Я, в свою очередь, принялся рассказывать о жизни в Хем-Белдире, о своих поездках в дальние хошуны.

Разговаривая, мы незаметно вышли на Тонмас-Суг – место сбора и поднялись на пригорок.

Внизу, образуя большой круг, расположились люди. Их так много, что степь почти невидна. Идти гурьбой нельзя, но в одиночку еще можно. Мы стали осторожно пробираться среди спин и локтей.

Внутри большого круга почетное место устилали коврики-циновки. На двух шестах – красные паруса. Сверху вниз на парусах – монгольские буквы, но прочитать их никто из нас не мог.

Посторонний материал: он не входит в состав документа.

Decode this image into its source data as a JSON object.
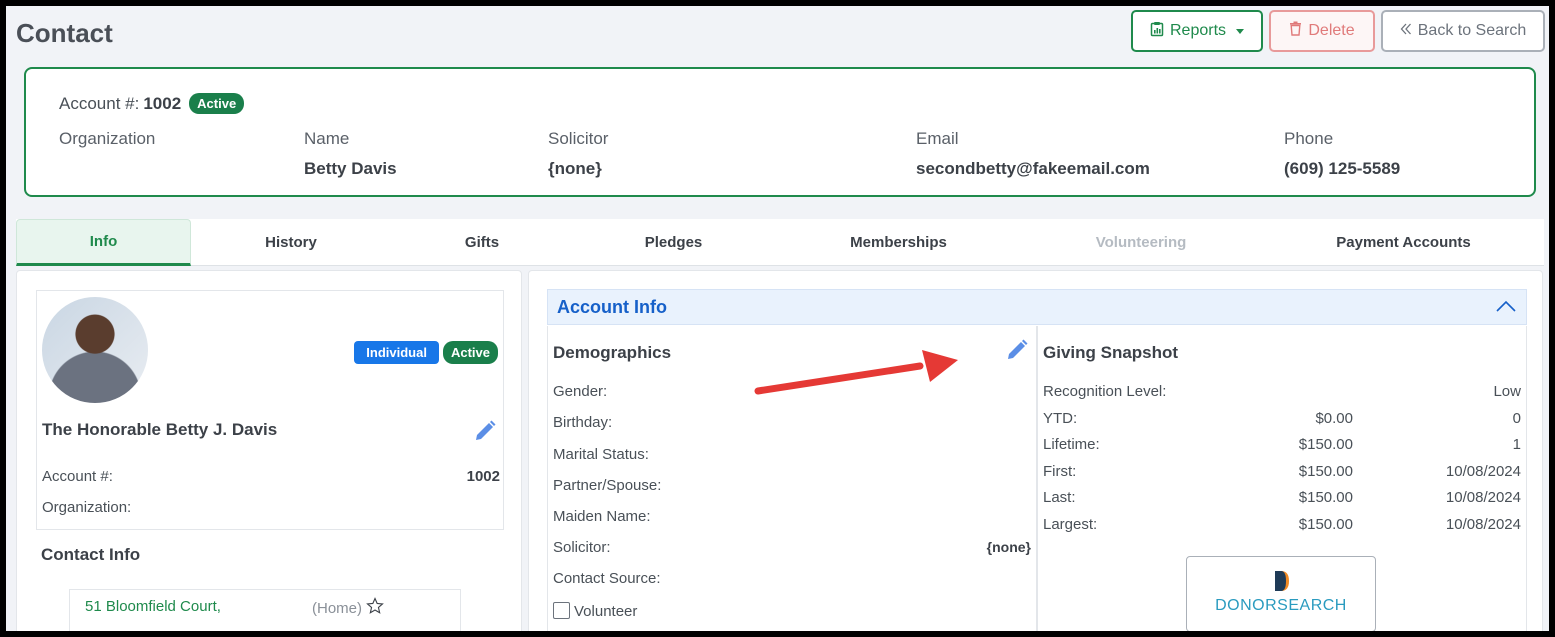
{
  "page": {
    "title": "Contact"
  },
  "toolbar": {
    "reports_label": "Reports",
    "delete_label": "Delete",
    "back_label": "Back to Search"
  },
  "summary": {
    "account_label": "Account #:",
    "account_number": "1002",
    "status_badge": "Active",
    "organization_label": "Organization",
    "name_label": "Name",
    "name_value": "Betty Davis",
    "solicitor_label": "Solicitor",
    "solicitor_value": "{none}",
    "email_label": "Email",
    "email_value": "secondbetty@fakeemail.com",
    "phone_label": "Phone",
    "phone_value": "(609) 125-5589"
  },
  "tabs": [
    {
      "label": "Info"
    },
    {
      "label": "History"
    },
    {
      "label": "Gifts"
    },
    {
      "label": "Pledges"
    },
    {
      "label": "Memberships"
    },
    {
      "label": "Volunteering"
    },
    {
      "label": "Payment Accounts"
    }
  ],
  "profile": {
    "type_badge": "Individual",
    "status_badge": "Active",
    "full_name": "The Honorable Betty J. Davis",
    "account_label": "Account #:",
    "account_value": "1002",
    "organization_label": "Organization:",
    "contact_info_title": "Contact Info",
    "address_line": "51 Bloomfield Court,",
    "address_type": "(Home)"
  },
  "account_info": {
    "title": "Account Info",
    "demographics": {
      "title": "Demographics",
      "gender_label": "Gender:",
      "birthday_label": "Birthday:",
      "marital_label": "Marital Status:",
      "partner_label": "Partner/Spouse:",
      "maiden_label": "Maiden Name:",
      "solicitor_label": "Solicitor:",
      "solicitor_value": "{none}",
      "source_label": "Contact Source:",
      "volunteer_label": "Volunteer"
    },
    "giving": {
      "title": "Giving Snapshot",
      "recognition_label": "Recognition Level:",
      "recognition_value": "Low",
      "rows": [
        {
          "label": "YTD:",
          "amount": "$0.00",
          "extra": "0"
        },
        {
          "label": "Lifetime:",
          "amount": "$150.00",
          "extra": "1"
        },
        {
          "label": "First:",
          "amount": "$150.00",
          "extra": "10/08/2024"
        },
        {
          "label": "Last:",
          "amount": "$150.00",
          "extra": "10/08/2024"
        },
        {
          "label": "Largest:",
          "amount": "$150.00",
          "extra": "10/08/2024"
        }
      ],
      "donorsearch_label": "DONORSEARCH"
    }
  },
  "colors": {
    "accent_green": "#1f8a4c",
    "accent_blue": "#1660c9",
    "annotation_arrow": "#e53935"
  }
}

Признаюсь, раньше я никогда не видел такого богатства и такой роскоши, как на этом Великом хурале беднейших аратов Танну-Тувы. Объяснялось это очень просто: вместе с беднейшими людьми сюда пришли богатейшие скотовладельцы, высшие сановники. Не только пришли, но поспешили занять на виду у всех почетное место в большом кругу Великого хурала. Вот почему это неприметное местечко Тонмас-сугской степи так ослепительно сверкало и блестело парчой, лакированной кожей, стеклянными знаками различия всей чиновной Танну-Тувы.

Народ, усеявший плоскогорье за Тонмас-Сугом, ждал, когда откроется Великий хурал. Вокруг нас люди переговаривались, обменивались табакерками. Вглядывались в даль.

Наконец все затихло. Табакерки перестали ходить из рук в руки, трубочки спрятались за меховые и сыромятные голенища. Столик, с полосой красной далембы, долго пустовавший, в один миг окружили люди. Опершись, стоял Кюрседи, справа и слева сидели его товарищи.

Кюрседи кашлянул, оглядел степные дали, поклонился и заговорил.

– Дорогие товарищи! Уже шестой год, как победила революция в России. В нашей Танну-Туве – уже третий год. А живем все по-старому. У наших нойонов остались прежние права. Их люди, как прежде, трясутся над своими шишками и чинами! А с народом, как в старину, расправляются по черному закону маньчжурского хана – секут и калечат. Два года назад был Первый Великий хурал нашей партии. На том хурале бедняки-араты выбрали Центральный Комитет. Мы послали в хошуны и сумоны гонцов. Баи хватают на дороге и убивают наших гонцов. Налоги и разные пошлины баи платят не по доходу, а по дымовому отверстию в юрте, как беднейшие араты. Дальше так нельзя. Пришло время разлучиться со старыми порядками. Теперь мы можем освободиться полностью, как уже освободились все народы России…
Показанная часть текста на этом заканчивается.